Visitors (of which there have been more than 8 million since the doors opened in March 2001) are encouraged to learn about our relationship with nature. In order to do so, you are left free to wander through the two huge biomes, which together contain more than a million plants.
For many, the Rainforest Biome is a particular highlight. Housing the largest jungle in captivity, it features masses of tropical plants, a waterfall and a new canopy lookout – a raised platform that takes you above the treetops. Some may even witness the rainforest balloon, a helium filled balloon which carries gardeners up to the higher reaches of the rainforest. Quite a novel way to do a spot of pruning!
The Mediterranean Biome is, however, no less fascinating. Offering a taste of the world’s temperate regions, it is a delight on all the senses. Take in the sights of the Bacchanalian sculptures, breathe in the natural scents in the perfume vats and discover the benefits of the sprouting Aloe Vera plants.
And the fun doesn’t stop there! The Core is an education centre with interactive displays, teaching you about everything from evolution to eco-systems. By night, this space transforms into an arts and music venue, hosting a variety of acts throughout the year.

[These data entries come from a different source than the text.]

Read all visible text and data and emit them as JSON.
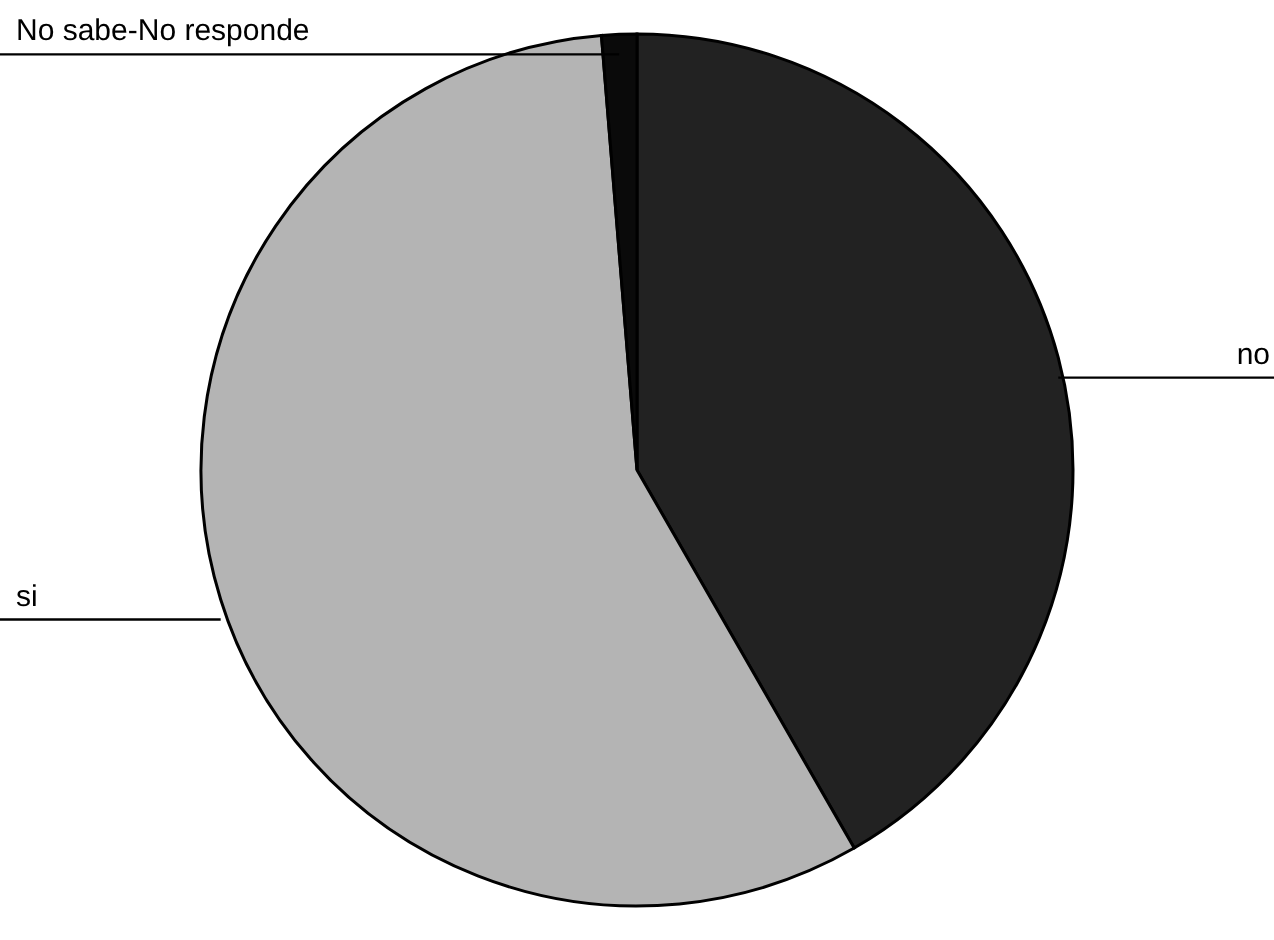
{
  "chart_data": {
    "type": "pie",
    "categories": [
      "no",
      "si",
      "No sabe-No responde"
    ],
    "values": [
      41.7,
      57,
      1.3
    ],
    "colors": [
      "#222222",
      "#b4b4b4",
      "#0a0a0a"
    ]
  }
}
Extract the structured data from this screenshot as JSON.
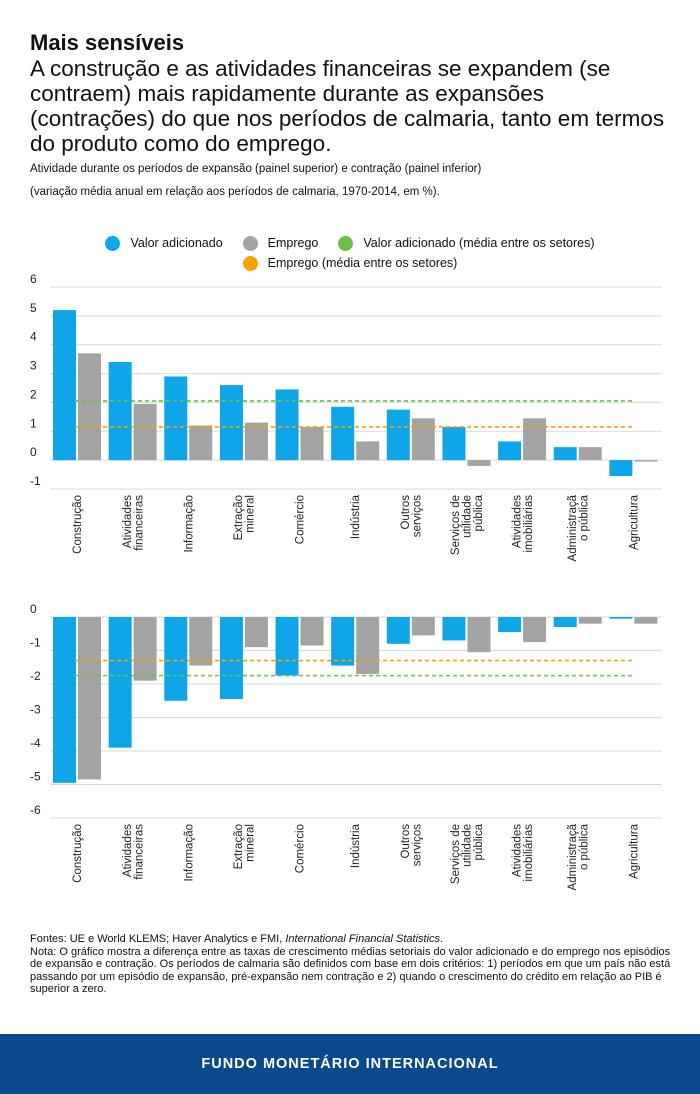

What’s more, there’s local produce to taste, artwork to marvel at, gorgeous garden displays to walk through, and even a free land train run on bio-fuel to ride on. Really, it is no wonder The Eden Project is the third most visited attraction in the UK.
But with so much to do, you may worry that you won’t fit it all in to one day. However, this need not be a problem, as instead of paying the daily admission price, simply make a donation to the Eden Trust (which is the same amount as a ticket). This gives you an annual pass, meaning you can enjoy all The Eden Project has to offer for an entire year. Well worth it, I think you will agree!